Artist

Katie Lee

Genre: Folk ,Political Folk ,Cowboy ,Environmental ,Novelty
Origin: U.S.A
Listen on Coda
Born in Illinois during 1919, Katie Lee relocated with her family to Tucson while still an infant and spent her formative years in Arizona. After an initial period acting on stage and screen in Hollywood, she launched her performing and recording work in traditional folk and cowboy music, training under Burl Ives and Josh White. Following the appearance of her early folk-meets-novelty releases Spicy Songs for Cool Knights in 1956 and Songs of Couch and Consultation in 1957, Lee adopted a more serious stance that grew increasingly indignant and politically engaged once Glen Canyon—located just upstream from the Grand Canyon—faced inundation by the Glen Canyon Dam, constructed from 1956 to 1966 by the U.S. Bureau of Land Reclamation.
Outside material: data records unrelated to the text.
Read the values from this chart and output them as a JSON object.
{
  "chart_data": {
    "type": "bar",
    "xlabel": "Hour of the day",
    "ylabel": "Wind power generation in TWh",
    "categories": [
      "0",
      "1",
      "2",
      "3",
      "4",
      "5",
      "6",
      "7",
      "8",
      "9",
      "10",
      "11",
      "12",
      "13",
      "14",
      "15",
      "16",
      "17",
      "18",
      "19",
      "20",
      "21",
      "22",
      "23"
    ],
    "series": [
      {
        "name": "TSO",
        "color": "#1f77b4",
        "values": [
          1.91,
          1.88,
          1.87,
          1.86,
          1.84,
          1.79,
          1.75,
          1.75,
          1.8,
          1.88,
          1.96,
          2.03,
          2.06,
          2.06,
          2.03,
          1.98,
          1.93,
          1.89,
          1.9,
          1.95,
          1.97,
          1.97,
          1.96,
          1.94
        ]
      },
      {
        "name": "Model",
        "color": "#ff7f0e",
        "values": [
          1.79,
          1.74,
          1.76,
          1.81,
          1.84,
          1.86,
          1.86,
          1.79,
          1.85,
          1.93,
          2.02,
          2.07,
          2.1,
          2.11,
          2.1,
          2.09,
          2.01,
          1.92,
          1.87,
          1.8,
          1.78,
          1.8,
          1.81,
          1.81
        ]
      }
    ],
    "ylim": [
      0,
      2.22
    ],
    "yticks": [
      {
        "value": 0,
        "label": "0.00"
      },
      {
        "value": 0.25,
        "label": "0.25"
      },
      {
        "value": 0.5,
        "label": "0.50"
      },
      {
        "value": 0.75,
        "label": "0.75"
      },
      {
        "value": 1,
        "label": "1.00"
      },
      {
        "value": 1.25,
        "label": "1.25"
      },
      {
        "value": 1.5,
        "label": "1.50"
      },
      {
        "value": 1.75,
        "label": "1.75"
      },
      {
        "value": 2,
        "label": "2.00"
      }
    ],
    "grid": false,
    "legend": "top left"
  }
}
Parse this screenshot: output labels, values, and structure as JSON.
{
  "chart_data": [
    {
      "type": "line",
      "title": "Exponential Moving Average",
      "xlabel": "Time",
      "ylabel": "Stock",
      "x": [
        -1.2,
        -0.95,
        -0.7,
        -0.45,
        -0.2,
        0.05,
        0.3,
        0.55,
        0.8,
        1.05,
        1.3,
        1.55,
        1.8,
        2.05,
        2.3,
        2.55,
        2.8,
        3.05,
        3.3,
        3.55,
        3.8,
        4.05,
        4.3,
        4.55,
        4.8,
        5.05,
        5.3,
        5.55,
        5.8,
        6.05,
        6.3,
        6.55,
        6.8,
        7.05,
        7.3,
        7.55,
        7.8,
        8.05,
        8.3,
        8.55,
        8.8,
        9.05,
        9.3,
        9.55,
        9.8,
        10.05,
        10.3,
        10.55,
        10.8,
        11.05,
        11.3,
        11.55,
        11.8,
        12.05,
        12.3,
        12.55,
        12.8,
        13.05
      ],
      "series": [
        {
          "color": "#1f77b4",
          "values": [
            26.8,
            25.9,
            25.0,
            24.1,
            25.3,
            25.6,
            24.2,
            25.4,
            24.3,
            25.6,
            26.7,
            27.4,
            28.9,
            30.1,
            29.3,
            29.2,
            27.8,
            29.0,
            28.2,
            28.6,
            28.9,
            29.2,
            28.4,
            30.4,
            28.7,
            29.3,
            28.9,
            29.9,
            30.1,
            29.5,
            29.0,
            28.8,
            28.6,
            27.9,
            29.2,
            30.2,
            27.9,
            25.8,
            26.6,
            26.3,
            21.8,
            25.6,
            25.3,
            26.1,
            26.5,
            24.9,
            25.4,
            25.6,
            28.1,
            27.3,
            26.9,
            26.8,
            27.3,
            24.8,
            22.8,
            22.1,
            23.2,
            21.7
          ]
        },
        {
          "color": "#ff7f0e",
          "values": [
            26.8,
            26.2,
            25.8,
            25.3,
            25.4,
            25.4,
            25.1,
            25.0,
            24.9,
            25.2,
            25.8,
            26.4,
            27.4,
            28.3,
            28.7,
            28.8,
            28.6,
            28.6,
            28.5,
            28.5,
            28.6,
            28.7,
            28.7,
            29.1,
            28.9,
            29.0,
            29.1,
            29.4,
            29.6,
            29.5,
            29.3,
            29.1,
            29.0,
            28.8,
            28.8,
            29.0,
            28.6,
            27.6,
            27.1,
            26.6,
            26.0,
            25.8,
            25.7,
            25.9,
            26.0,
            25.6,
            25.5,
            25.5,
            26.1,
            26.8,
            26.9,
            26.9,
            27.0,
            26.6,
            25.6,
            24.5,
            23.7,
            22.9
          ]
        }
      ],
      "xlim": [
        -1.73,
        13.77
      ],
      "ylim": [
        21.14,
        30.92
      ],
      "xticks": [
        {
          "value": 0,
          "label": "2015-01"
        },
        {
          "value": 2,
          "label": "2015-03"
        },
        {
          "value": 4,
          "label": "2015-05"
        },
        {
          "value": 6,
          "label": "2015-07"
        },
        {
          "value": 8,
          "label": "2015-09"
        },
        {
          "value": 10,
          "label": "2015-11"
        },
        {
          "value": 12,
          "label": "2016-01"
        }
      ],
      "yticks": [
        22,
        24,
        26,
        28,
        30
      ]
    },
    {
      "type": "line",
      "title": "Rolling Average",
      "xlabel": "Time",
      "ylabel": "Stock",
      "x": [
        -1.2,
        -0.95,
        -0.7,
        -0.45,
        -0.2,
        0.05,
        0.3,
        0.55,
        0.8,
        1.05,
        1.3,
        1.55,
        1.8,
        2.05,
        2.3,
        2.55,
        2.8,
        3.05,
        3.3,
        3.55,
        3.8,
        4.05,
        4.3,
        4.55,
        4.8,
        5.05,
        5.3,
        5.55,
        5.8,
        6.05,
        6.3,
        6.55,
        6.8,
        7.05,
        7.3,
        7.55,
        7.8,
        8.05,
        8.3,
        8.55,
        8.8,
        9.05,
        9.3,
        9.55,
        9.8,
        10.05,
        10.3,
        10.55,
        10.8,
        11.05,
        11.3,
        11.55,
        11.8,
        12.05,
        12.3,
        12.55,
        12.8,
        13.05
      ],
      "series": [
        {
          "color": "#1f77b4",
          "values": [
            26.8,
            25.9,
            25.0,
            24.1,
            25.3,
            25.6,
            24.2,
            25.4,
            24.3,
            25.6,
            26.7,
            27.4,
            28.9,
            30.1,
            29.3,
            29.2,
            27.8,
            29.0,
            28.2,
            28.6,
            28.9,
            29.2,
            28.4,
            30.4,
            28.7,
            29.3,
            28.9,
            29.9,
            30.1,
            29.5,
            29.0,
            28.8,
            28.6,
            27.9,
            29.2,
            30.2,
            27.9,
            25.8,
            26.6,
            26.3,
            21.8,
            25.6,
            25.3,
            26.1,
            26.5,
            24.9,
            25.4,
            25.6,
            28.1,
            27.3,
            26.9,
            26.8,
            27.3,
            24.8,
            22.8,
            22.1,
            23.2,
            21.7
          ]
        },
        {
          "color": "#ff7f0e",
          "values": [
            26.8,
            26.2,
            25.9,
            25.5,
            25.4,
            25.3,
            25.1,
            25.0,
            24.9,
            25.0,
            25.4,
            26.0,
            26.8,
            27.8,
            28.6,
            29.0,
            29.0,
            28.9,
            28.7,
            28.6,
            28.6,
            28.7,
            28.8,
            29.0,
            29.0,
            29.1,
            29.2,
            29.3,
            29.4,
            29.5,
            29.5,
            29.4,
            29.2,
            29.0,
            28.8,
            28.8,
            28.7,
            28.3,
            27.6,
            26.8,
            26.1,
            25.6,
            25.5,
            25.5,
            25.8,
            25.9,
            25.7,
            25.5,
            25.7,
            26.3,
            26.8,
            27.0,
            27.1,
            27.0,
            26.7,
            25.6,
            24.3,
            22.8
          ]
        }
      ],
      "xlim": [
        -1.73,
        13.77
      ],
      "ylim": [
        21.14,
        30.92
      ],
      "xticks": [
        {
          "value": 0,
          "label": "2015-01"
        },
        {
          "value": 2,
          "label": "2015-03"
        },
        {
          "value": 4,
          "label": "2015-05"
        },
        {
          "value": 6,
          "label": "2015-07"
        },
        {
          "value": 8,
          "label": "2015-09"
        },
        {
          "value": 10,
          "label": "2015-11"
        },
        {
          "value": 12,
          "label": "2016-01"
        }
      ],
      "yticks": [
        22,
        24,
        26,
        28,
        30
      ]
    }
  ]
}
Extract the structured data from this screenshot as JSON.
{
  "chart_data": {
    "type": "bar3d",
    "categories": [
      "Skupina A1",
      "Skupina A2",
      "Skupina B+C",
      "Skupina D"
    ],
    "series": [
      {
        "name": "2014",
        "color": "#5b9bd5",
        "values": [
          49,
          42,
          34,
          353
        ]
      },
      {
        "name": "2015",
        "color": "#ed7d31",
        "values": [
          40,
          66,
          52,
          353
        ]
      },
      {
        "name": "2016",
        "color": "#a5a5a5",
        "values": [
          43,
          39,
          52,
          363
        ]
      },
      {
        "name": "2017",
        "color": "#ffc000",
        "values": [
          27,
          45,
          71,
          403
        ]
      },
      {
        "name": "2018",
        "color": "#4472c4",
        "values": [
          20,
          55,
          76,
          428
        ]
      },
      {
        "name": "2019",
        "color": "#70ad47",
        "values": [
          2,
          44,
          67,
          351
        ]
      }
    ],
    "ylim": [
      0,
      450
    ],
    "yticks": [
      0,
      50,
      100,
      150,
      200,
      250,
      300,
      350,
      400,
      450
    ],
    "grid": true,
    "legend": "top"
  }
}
Her hostility toward the agency, an attitude shared with Desert Solitaire and Monkeywrench Gang author Edward Abbey, surfaced explicitly in “The Wreck-the-Nation Bureau Song” from Colorado River Songs, first issued on cassette during the 1980s and later reissued on CD by her own Katydid Records label in 1998. Lee also wrote three books—Ten Thousand Goddam Cattle: A History of the American Cowboy in Song, Story & Verse, All My Rivers Are Gone, and Sandstone Seduction—examining cowboy traditions and her attachment to the canyon country of the Southwest. Known as “the Grand Dame of Dam Busting,” Katie Lee passed away in November 2017 at her residence in Jerome, Arizona, at the age of 98. Prior to the Colorado River rising behind the 710-foot-high concrete barrier of Glen Canyon Dam, she had guided others and explored the canyon’s sculpted sandstone and side canyons herself, seeking discovery, inspiration, and renewal. Once the structure was finished she never revisited the submerged landscape.